ORLANDO, Fla. — The board for Florida’s largest school district rescinded a decision made last week that rejected new sex education textbooks for middle and high school students.
The debate over the sex education materials in Miami took place as school districts and boards navigate a new landscape in Florida classrooms over what officials deem appropriate content.
Miami-Dade County has the nation’s fourth-largest public school system, with 334,000 students.
Republican Gov. Ron DeSantis has signed new laws this year that prevent teachers from talking about gender identity and sexual orientation to third graders and younger and limiting how race can be discussed.
Miami-Dade School Board approved the textbooks after Chair Perla Tabares Hantman changed her mind this week, citing the district needs to follow state standards and curriculum requirements.

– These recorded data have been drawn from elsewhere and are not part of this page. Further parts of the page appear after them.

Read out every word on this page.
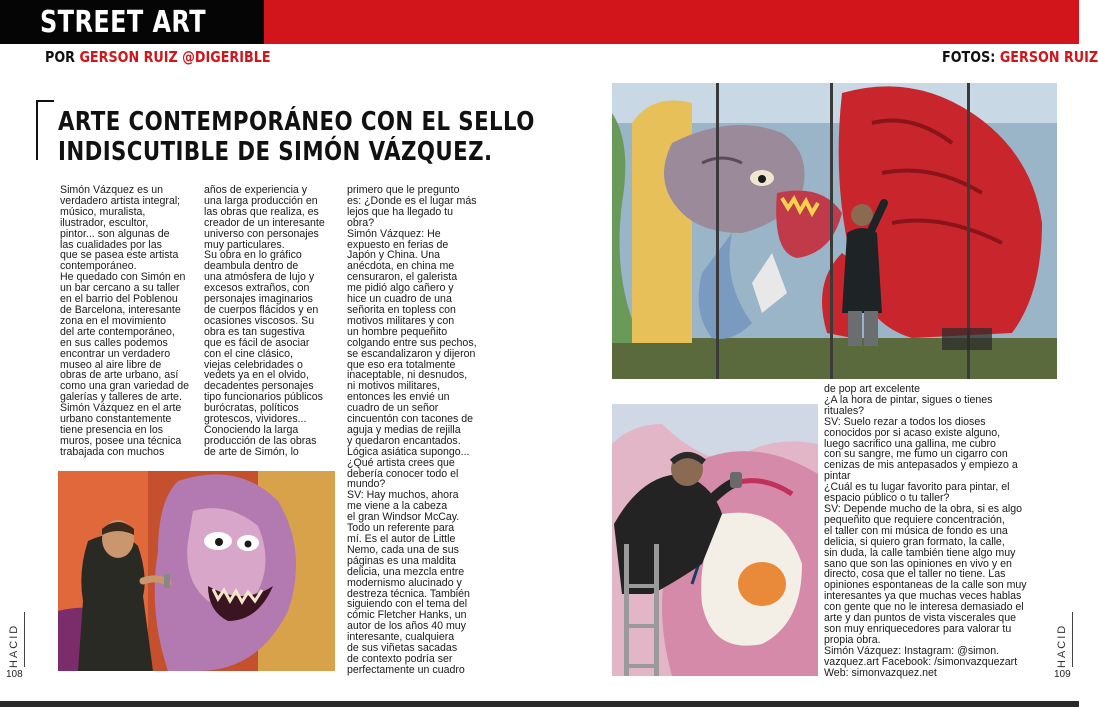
STREET ART
POR GERSON RUIZ @DIGERIBLE	FOTOS: GERSON RUIZ
ARTE CONTEMPORÁNEO CON EL SELLO
INDISCUTIBLE DE SIMÓN VÁZQUEZ.
Simón Vázquez es un
verdadero artista integral;
músico, muralista,
ilustrador, escultor,
pintor... son algunas de
las cualidades por las
que se pasea este artista
contemporáneo.
He quedado con Simón en
un bar cercano a su taller
en el barrio del Poblenou
de Barcelona, interesante
zona en el movimiento
del arte contemporáneo,
en sus calles podemos
encontrar un verdadero
museo al aire libre de
obras de arte urbano, así
como una gran variedad de
galerías y talleres de arte.
Simón Vázquez en el arte
urbano constantemente
tiene presencia en los
muros, posee una técnica
trabajada con muchos
años de experiencia y
una larga producción en
las obras que realiza, es
creador de un interesante
universo con personajes
muy particulares.
Su obra en lo gráfico
deambula dentro de
una atmósfera de lujo y
excesos extraños, con
personajes imaginarios
de cuerpos flácidos y en
ocasiones viscosos. Su
obra es tan sugestiva
que es fácil de asociar
con el cine clásico,
viejas celebridades o
vedets ya en el olvido,
decadentes personajes
tipo funcionarios públicos
burócratas, políticos
grotescos, vividores...
Conociendo la larga
producción de las obras
de arte de Simón, lo
primero que le pregunto
es: ¿Donde es el lugar más
lejos que ha llegado tu
obra?
Simón Vázquez: He
expuesto en ferias de
Japón y China. Una
anécdota, en china me
censuraron, el galerista
me pidió algo cañero y
hice un cuadro de una
señorita en topless con
motivos militares y con
un hombre pequeñito
colgando entre sus pechos,
se escandalizaron y dijeron
que eso era totalmente
inaceptable, ni desnudos,
ni motivos militares,
entonces les envié un
cuadro de un señor
cincuentón con tacones de
aguja y medias de rejilla
y quedaron encantados.
Lógica asiática supongo...
¿Qué artista crees que
debería conocer todo el
mundo?
SV: Hay muchos, ahora
me viene a la cabeza
el gran Windsor McCay.
Todo un referente para
mí. Es el autor de Little
Nemo, cada una de sus
páginas es una maldita
delicia, una mezcla entre
modernismo alucinado y
destreza técnica. También
siguiendo con el tema del
cómic Fletcher Hanks, un
autor de los años 40 muy
interesante, cualquiera
de sus viñetas sacadas
de contexto podría ser
perfectamente un cuadro
de pop art excelente
¿A la hora de pintar, sigues o tienes
rituales?
SV: Suelo rezar a todos los dioses
conocidos por si acaso existe alguno,
luego sacrifico una gallina, me cubro
con su sangre, me fumo un cigarro con
cenizas de mis antepasados y empiezo a
pintar
¿Cuál es tu lugar favorito para pintar, el
espacio público o tu taller?
SV: Depende mucho de la obra, si es algo
pequeñito que requiere concentración,
el taller con mi música de fondo es una
delicia, si quiero gran formato, la calle,
sin duda, la calle también tiene algo muy
sano que son las opiniones en vivo y en
directo, cosa que el taller no tiene. Las
opiniones espontaneas de la calle son muy
interesantes ya que muchas veces hablas
con gente que no le interesa demasiado el
arte y dan puntos de vista viscerales que
son muy enriquecedores para valorar tu
propia obra.
Simón Vázquez: Instagram: @simon.
vazquez.art Facebook: /simonvazquezart
Web: simonvazquez.net
HACID	HACID
108	109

“It is my duty, my obligation to ensure the proper operation of our school district,” Hantman said. “In spite of my personal beliefs, and I have very strong personal beliefs and principles, I must make sure our district is in compliance.”
The chair added the books are online and content that is not age appropriate is not accessible. She clarified parents are also allowed to opt their children out from lessons on sex education, tasking school officials with making a strong effort to let parents know.
“The rights of the parents will be respected every step of the way,” Hantman said.
“Comprehensive Health Skills,” published by Goodheart-Willcox in Illinois, comes in different versions for middle and high schools, with topics including nutrition, physical activity and sexually transmitted diseases, as required under the district’s units of study for Human Reproduction and Disease Education.
The board first adopted the textbooks in April on a 5-3 vote, but its material was challenged by parents citing the parental rights law signed by DeSantis in March. The new state law, which some critics call the “Don’t say gay” bill, prohibits instruction related to gender identity or sexual orientation in grades K through 3, “or in a manner that is not age appropriate.” Other objections to the text came from anti-vaccine proponents who opposed to references to how vaccinations can prevent viral infections. Others objected to content about contraception and abortion.
In April, the board voted to ask the publisher to remove chapters that cover gender and sexual orientation among other topics. Earlier this month, after coming under public pressure, the board reversed itself and rejected the book. On Thursday, to the surprise of some, the board reversed itself again to accept the text but to maintain a block on access on the more controversial chapters.
Thursday’s vote was the third regarding the textbooks with those members in opposition complaining they were blindsided that the issue was brought again up for vote after they had already agreed on it last week.
“If you support this item, you are not supporting transparency,” said Lubby Navarro, one of the members opposing the textbooks. “The public has a right to have been noticed properly on this matter.”
The school board attorney at the meeting said rescinding last week’s vote was allowed.
Before the vote, Alex Serrano, of the Miami-Dade affiliate of a group called County Citizens Defending Freedom, said the district could set the example for other school systems on developing new curriculum that is appropriate.
His group, he said “strongly believes that from significant parental and community involvement, we can achieve human reproduction and disease education that is age appropriate, scientifically accurate and that complies with all pertinent statutes related to parental rights,” Serrano said.
Community members in attendance were not expecting the change of heart.
Amanda Altman, CEO of Kristi House, a Miami-based nonprofit that helps children suffering from trauma, said she was “pleasantly surprised.” Altman supported the adoption of the textbooks.
“This is why we have school systems, this is evidence-based. Let’s trust in the facts, let’s trust in the system,” Altman told The Associated Press.
Altman said she worried about removing content about gender identity and sexual orientation, although she understood the challenging position the board faces.